Poll: Only die-hard Trump fans oppose compromise on border wall shutdown dispute


President Trump has said that shutting down the federal government in support of his demand for a southern border wall is a “total winner” for him politically, but according to a new poll, the only people who oppose compromise on the issue are his strongest backers.

An overwhelmingly 70 percent of registered voters in the latest The Hill-HarrisX poll said they want Trump and Congress to reach some sort of compromise, compared to just 30 percent who say that sticking to principles is more important than ending the partial shutdown.

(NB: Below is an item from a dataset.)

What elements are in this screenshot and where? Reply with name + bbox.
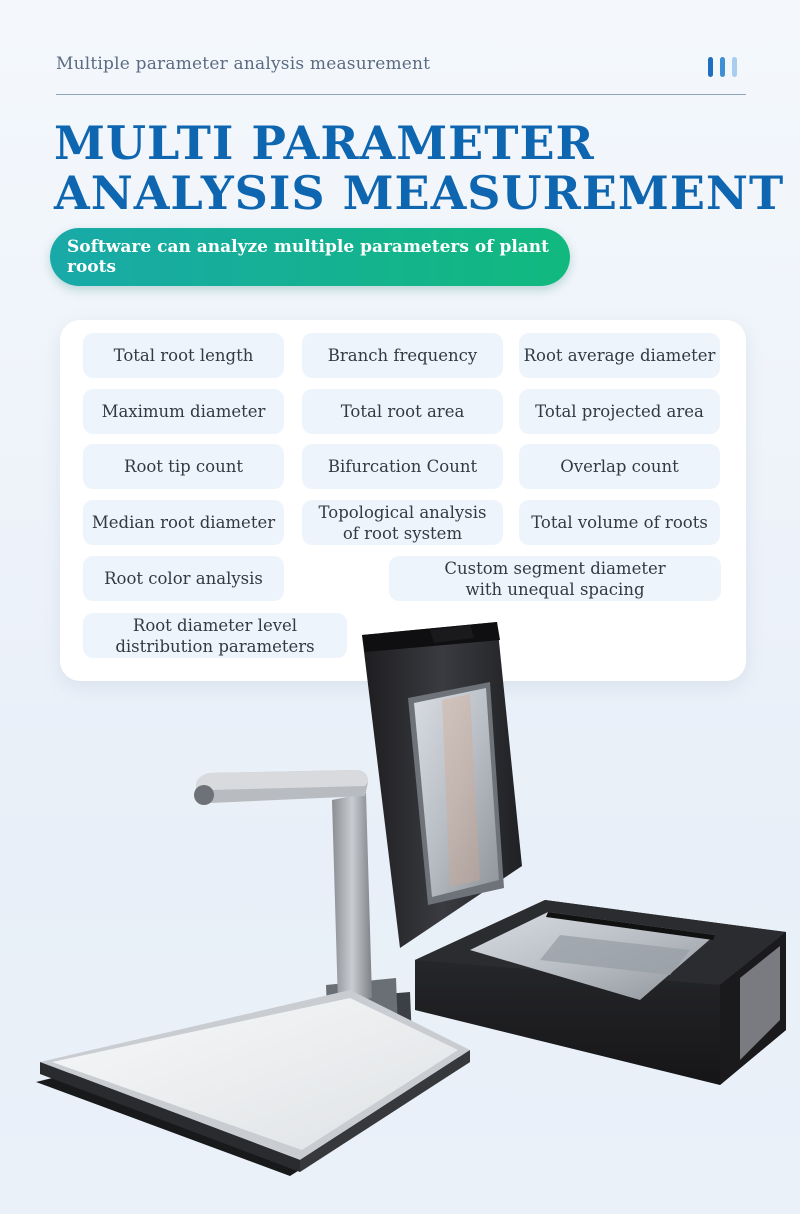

The poll found that while Trump’s most fervent supporters approve of refusing to bend, no other demographic group did. Even then, voters who said they “strongly approve” of Trump did so by only a slim margin of 54 percent to 46 percent.

Voters who only somewhat approve of Trump were strongly in favor of compromise with 70 percent saying they wanted to see an accord reached while only 30 percent said they wanted policymakers to stick to principles.

That only Trump’s most fervent backers reject compromise may be politically problematic for the president since only 21 percent of voters said they strongly approve of him.

Among Republicans as a whole, a majority of 61 percent said they wanted a compromise while 39 percent said that staying tough was their preference.

People who somewhat disapproved of Trump favored a deal by a 78 percent to 22 margin, while those who strongly disapprove of the president said they wanted compromise 79 percent to 21 percent.

Parts of the federal government saw their funding lapse last month when Trump said he would refuse to sign spending bills that didn’t include funding for the long-sought border wall. Negotiations with congressional leaders are ongoing, but have reportedly seen little progress.

In September, Trump tentatively supported a deal with congressional Democrats that would have granted formal legal protections to some unauthorized immigrants enrolled in the Deferred Action for Childhood Arrivals program in exchange for a border wall but later balked at that under conservative criticism, leading some Democrats to call him an unreliable negotiator.

However the stand-off is resolved, both sides are likely to claim victory.

“What in the world is a wall?” political analyst Bill Schneider said Monday on “What America’s Thinking,” Hill.TV’s online show about polling and public opinion. “Is it a fence, is it slats, he’s talking about steel slats. He’ll call it a wall and he’ll say it’s the equivalent of a wall. Democrats have been talking about using technology–some electronic monitoring system that would work, they say, better than a wall. So there’s going to be a big argument about when is a wall not a wall.”

The latest Hill-HarrisX survey was conducted Jan. 5 through 6 and is part of an ongoing project of The Hill’s online TV division, Hill.TV, and the HarrisX polling company that asks 1,000 registered voters a day about issues of public policy and current events. The latest poll has a sampling margin of error of 3.1 percentage points.